8. The fuel-discharge protection system according to claim 5, wherein said detection and power member reports whether said ground line of said mains outlet provides a standard ground resistance by at least one of the following means: light signals, sounds, and text.
9. The fuel-discharge protection system according to claim 1, wherein said valve of said oil-valve switch device is a normally closed pressure valve; said driving device is an air pump to supply air pressure through said second connecting cable to open and close said valve of said oil-valve switch device under the control of said electrostatic detection and control device.
10. The fuel-discharge protection system according to claim 9, wherein said second connecting cable passes through said electrostatic detection and control device; said electrostatic detection and control device, based on said configured operation mode, directs air pressure to separate inlets of said oil-valve switch device so as to open and close said valve respectively.
11. The fuel-discharge protection system according to claim 9, wherein said electrostatic detection and control device monitors air pressure from said driving device and issues alarms when said driving device is unable to provide air pressure to open and close said valve of said oil-valve switch device.
Description
BACKGROUND OF THE INVENTION

1. Field of the Invention

The present invention generally relates to fuel-discharge systems and, more particularly, to a fuel-discharge protection system for preventing electrostatic hazard.

2. The Prior Arts

Grounding is often considered an extremely important issue in preventing electrostatic hazard. However, despite the technology advances, a reliable and effective grounding still seems a difficult job. Accidents due to improper grounding are still quite often, even for high-tech manufacturers.

For gas stations, electrostatics, if not treated seriously and cautiously, could cause severe property loss and human lives too. In order to avoid such accidents, relevant industries and agencies have enacted very strict regulations. For example, a petroleum company may require specifically that its franchised gas stations to have a ground resistance below 50Ω from their fuel outlets. Nevertheless, despite the strict rules and regulations, most gas stations still adopt a traditional fuel-discharge system with an un-reliable grounding as described below.

FIG. 1 is a schematic view showing how a tank truck conventionally discharges fuel into a fuel reservoir. As shown in FIG. 1, a tank truck 10 is parked besides a fuel inlet 22 of an underground fuel reservoir 20. An operator first connects the body of the tank truck 10 to a ground bar 30 buried in the ground via a conduction cable 40 to hence eliminate the static electricity carried on the truck's body. Then, the operator connects a fuel outlet 12 of the tank truck 10 to the fuel inlet 22 of the fuel reservoir 20 through a fuel pipe 50, so that fuel can flow into the fuel reservoir 20 when the operator opens the fuel outlet 12 of the tank truck 10. After fuel is discharged, the operator should close first the fuel outlet 12, dismount the fuel pipe 50, and finally disconnect the ground conduction cable 40.
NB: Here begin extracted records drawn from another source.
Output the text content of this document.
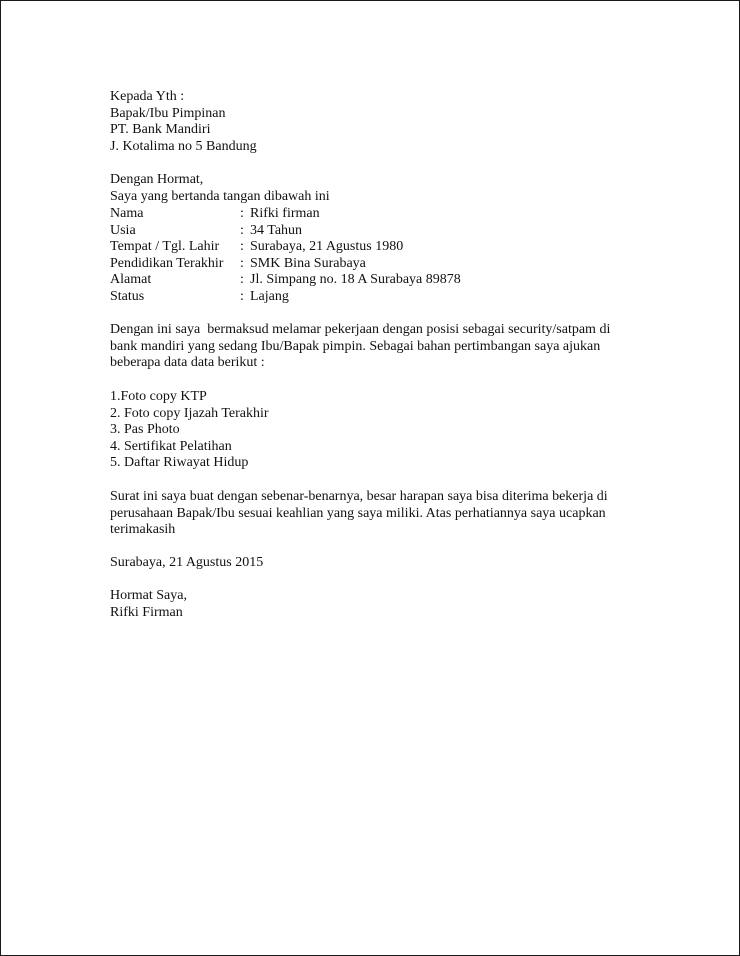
Kepada Yth :
Bapak/Ibu Pimpinan
PT. Bank Mandiri
J. Kotalima no 5 Bandung
Dengan Hormat,
Saya yang bertanda tangan dibawah ini
Nama	: Rifki firman
Usia	: 34 Tahun
Tempat / Tgl. Lahir : Surabaya, 21 Agustus 1980
Pendidikan Terakhir : SMK Bina Surabaya
Alamat	: Jl. Simpang no. 18 A Surabaya 89878
Status	: Lajang
Dengan ini saya  bermaksud melamar pekerjaan dengan posisi sebagai security/satpam di
bank mandiri yang sedang Ibu/Bapak pimpin. Sebagai bahan pertimbangan saya ajukan
beberapa data data berikut :
1.Foto copy KTP
2. Foto copy Ijazah Terakhir
3. Pas Photo
4. Sertifikat Pelatihan
5. Daftar Riwayat Hidup
Surat ini saya buat dengan sebenar-benarnya, besar harapan saya bisa diterima bekerja di
perusahaan Bapak/Ibu sesuai keahlian yang saya miliki. Atas perhatiannya saya ucapkan
terimakasih
Surabaya, 21 Agustus 2015
Hormat Saya,
Rifki Firman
In the foregoing conventional fuel-discharge system, a ground bar 30 buried underground provides inadequate grounding as the ground bar 30 would degrade gradually over time. The rust developed on the ground bar 30 would result in a greater contact resistance and even cause the ground bar 30 to be unusable. Under such a poor grounding, mounting or dismounting the fuel pipe 50 may induce sparks from static electricity to kindle the tank truck 10 or the oily gas of the fuel reservoir 20, causing a severe explosion. In real life, static electricity is not a constant substance as its name may imply, on the contrary, it could be accumulated over time to generate an instantaneous current as high as 1.5 amperes according to academic reports. Besides, the grounding quality would vary with different weather conditions. For example, the contact resistance of the ground bar 30 may meet requirements in a damp or raining day while it may not in a dry and cool day.
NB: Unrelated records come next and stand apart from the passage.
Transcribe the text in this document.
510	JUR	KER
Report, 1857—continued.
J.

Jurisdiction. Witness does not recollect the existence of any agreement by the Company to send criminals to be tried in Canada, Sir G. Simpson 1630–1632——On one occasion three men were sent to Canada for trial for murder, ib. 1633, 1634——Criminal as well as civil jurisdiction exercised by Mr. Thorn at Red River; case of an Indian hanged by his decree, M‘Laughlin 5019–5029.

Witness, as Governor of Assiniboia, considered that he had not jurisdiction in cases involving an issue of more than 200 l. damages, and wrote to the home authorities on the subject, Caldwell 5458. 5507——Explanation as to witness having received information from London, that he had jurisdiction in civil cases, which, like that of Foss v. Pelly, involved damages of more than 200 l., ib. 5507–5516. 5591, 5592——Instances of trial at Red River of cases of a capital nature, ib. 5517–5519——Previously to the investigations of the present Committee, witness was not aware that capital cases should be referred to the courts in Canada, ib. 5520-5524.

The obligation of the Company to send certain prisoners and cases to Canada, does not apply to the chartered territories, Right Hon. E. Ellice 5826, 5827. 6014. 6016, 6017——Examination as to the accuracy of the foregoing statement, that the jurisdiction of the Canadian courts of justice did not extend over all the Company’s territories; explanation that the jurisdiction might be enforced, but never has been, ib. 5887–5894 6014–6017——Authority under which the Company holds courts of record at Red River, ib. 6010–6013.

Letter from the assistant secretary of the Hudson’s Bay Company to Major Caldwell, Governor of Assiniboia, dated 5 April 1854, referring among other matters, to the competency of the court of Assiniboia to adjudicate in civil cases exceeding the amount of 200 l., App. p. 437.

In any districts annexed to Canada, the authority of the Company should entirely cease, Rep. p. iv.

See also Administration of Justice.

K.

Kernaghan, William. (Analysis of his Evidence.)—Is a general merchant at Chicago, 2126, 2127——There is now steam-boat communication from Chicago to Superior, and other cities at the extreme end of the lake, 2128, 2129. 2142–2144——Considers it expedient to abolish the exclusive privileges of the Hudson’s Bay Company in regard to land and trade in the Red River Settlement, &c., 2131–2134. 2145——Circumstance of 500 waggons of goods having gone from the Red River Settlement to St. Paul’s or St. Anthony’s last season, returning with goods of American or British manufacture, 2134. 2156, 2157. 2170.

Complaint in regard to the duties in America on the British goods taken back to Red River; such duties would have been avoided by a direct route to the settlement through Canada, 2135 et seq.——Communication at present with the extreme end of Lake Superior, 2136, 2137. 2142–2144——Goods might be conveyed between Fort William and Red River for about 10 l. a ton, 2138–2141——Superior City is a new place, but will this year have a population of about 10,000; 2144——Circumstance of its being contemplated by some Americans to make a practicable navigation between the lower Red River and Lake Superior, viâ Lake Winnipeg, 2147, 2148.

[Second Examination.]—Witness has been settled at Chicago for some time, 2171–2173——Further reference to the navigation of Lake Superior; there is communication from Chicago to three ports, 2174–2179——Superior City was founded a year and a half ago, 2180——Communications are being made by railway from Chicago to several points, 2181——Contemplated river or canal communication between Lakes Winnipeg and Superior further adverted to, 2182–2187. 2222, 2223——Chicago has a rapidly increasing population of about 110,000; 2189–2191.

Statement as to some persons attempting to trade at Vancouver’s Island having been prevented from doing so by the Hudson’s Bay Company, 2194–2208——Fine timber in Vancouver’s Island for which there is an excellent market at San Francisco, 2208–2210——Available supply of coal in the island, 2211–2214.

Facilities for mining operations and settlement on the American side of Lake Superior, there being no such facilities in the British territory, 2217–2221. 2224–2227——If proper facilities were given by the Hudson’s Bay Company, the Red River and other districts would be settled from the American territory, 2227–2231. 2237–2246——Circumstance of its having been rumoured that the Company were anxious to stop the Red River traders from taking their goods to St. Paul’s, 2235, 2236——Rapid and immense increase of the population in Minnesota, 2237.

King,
Therefore, for avoiding electrostatic-related accidents in gas stations, there are demands for improving the existing fuel-discharge system.

SUMMARY OF THE INVENTION

In view of the grounding problem during fuel discharge in a gas station, the primary object of this invention is to provide a fuel-discharge protection system for preventing any possible electrostatic hazard during fuel discharge from a tank truck into the reservoir of a gas station.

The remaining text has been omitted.